Statistics Canada has announced that the nation’s 2011 Census will include the same eight basic questions that were asked of everyone in the 2006 count, and that the mandatory long form will be replaced with a voluntary survey.

The census long form went to one-in-five households and had been part of the national census for 35 years. The voluntary National Household Survey will be sent to one-in-three households within a month after the May 2011 census is conducted. Government officials say they hope the larger mail-out will result in an adequate number of responses. The household survey will ask the same questions about citizenship, ethnicity, religion, income, work, housing and other topics that had been on the long form.

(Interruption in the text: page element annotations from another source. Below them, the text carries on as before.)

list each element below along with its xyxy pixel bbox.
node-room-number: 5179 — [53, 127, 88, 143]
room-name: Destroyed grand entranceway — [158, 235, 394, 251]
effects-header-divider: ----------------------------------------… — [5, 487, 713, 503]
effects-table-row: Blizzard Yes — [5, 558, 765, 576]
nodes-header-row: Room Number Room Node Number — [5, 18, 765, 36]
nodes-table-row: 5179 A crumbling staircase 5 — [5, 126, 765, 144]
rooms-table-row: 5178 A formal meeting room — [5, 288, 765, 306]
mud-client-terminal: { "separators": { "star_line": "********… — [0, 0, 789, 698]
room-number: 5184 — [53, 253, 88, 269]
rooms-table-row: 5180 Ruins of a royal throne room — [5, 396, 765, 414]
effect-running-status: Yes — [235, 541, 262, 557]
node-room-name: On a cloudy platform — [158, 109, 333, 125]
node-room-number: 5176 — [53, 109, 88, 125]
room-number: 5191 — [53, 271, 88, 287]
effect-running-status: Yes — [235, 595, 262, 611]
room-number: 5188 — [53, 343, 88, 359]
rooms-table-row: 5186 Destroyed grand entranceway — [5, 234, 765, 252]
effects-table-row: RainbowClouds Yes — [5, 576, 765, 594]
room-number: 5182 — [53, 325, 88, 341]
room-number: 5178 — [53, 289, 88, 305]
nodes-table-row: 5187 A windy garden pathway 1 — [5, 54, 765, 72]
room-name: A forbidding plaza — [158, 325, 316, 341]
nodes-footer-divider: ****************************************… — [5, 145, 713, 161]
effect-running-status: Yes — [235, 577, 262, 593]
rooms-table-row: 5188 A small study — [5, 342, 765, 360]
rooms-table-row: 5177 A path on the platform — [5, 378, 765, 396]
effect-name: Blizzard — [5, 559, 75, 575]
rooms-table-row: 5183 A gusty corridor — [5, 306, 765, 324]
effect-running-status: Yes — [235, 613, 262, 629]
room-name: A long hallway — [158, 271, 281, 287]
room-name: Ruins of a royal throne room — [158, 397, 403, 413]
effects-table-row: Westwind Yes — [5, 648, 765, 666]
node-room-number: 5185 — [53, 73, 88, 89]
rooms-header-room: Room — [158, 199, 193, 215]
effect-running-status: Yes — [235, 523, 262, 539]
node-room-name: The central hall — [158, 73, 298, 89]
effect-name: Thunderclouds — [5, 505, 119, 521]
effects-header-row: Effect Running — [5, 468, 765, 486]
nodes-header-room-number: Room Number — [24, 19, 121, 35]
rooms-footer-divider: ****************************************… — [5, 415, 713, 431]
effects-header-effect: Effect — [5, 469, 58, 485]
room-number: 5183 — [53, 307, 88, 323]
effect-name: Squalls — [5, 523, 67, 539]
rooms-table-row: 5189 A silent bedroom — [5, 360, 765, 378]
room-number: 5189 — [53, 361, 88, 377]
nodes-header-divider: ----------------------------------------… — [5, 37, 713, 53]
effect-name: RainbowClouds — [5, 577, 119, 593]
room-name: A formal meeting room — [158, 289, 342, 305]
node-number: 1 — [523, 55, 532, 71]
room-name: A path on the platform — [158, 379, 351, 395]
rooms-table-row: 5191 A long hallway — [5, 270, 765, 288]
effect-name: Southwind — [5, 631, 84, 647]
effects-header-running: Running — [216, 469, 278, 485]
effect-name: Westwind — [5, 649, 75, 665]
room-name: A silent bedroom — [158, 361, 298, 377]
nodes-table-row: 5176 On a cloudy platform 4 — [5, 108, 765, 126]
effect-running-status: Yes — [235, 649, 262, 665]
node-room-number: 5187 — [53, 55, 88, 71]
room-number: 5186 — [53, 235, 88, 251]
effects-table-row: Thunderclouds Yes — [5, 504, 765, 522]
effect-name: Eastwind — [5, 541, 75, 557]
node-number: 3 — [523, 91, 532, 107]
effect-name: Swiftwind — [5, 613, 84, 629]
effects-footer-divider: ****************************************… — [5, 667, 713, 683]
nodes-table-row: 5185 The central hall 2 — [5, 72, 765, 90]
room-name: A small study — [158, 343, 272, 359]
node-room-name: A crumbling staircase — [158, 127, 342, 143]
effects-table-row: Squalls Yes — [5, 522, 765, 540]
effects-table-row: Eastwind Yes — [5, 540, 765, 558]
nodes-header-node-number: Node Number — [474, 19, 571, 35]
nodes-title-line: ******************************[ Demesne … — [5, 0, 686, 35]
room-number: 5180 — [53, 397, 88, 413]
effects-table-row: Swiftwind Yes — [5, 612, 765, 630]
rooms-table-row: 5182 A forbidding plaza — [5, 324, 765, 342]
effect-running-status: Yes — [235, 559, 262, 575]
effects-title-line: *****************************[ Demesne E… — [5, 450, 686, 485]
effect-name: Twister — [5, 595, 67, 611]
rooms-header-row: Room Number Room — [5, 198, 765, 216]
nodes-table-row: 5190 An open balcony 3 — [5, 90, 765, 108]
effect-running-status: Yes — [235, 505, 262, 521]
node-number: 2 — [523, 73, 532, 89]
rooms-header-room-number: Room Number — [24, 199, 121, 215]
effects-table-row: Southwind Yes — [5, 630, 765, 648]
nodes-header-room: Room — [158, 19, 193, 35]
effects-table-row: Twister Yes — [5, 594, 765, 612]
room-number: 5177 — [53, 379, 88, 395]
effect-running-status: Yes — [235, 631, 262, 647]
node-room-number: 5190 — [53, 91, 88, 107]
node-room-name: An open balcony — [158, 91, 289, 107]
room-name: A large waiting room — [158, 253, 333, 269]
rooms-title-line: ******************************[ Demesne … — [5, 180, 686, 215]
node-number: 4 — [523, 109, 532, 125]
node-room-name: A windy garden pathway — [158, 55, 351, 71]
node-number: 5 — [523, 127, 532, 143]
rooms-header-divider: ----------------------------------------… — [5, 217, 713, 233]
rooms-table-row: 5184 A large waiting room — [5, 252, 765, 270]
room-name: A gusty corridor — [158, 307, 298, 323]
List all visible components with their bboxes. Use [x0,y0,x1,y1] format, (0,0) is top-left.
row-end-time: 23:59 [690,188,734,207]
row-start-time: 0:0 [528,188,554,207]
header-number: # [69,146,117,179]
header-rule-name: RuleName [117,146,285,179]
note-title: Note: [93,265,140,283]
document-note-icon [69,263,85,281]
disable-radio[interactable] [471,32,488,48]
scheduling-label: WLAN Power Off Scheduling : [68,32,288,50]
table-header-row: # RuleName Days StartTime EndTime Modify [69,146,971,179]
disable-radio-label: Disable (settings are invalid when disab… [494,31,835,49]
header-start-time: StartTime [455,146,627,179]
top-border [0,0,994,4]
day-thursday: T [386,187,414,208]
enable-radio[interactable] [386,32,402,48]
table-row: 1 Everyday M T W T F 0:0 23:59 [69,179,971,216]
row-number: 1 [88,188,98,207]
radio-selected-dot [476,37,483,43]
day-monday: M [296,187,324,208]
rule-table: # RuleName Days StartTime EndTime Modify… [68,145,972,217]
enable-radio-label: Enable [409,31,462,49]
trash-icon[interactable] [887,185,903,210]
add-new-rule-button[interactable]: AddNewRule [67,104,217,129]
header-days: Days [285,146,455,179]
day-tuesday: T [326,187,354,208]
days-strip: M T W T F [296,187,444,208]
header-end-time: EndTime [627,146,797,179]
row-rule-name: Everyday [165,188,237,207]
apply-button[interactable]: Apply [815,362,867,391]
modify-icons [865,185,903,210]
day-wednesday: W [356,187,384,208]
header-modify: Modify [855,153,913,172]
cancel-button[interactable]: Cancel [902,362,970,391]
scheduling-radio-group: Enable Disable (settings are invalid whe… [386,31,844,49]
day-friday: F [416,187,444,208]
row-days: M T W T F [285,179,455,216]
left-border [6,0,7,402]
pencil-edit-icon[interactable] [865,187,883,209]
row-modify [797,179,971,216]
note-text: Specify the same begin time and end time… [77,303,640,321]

However, it will not include a request for consent to release individual-level data after 92 years, which had been included on the long form.

The short form includes questions asking for the name, age and gender of each person living in each household, as well as each person’s relationship to “Person 1.” Among the relationship options are “same-sex married spouse” and “same-sex common-law partner.” For each person in the household, there also is this language question: “What is the language that this person first learned at home in childhood and still understands?” (Here is a link to the list of short-form questions.)

According to some news accounts, the long form is being replaced because a growing number of Canadians do not want to answer personal questions, but some statisticians are concerned that a voluntary survey will not achieve the same data quality as a mandatory one. Some genealogists have criticized the decision to stop releasing individual-level data after 92 years, saying that it will impose severe limits on historians and people seeking to do family research.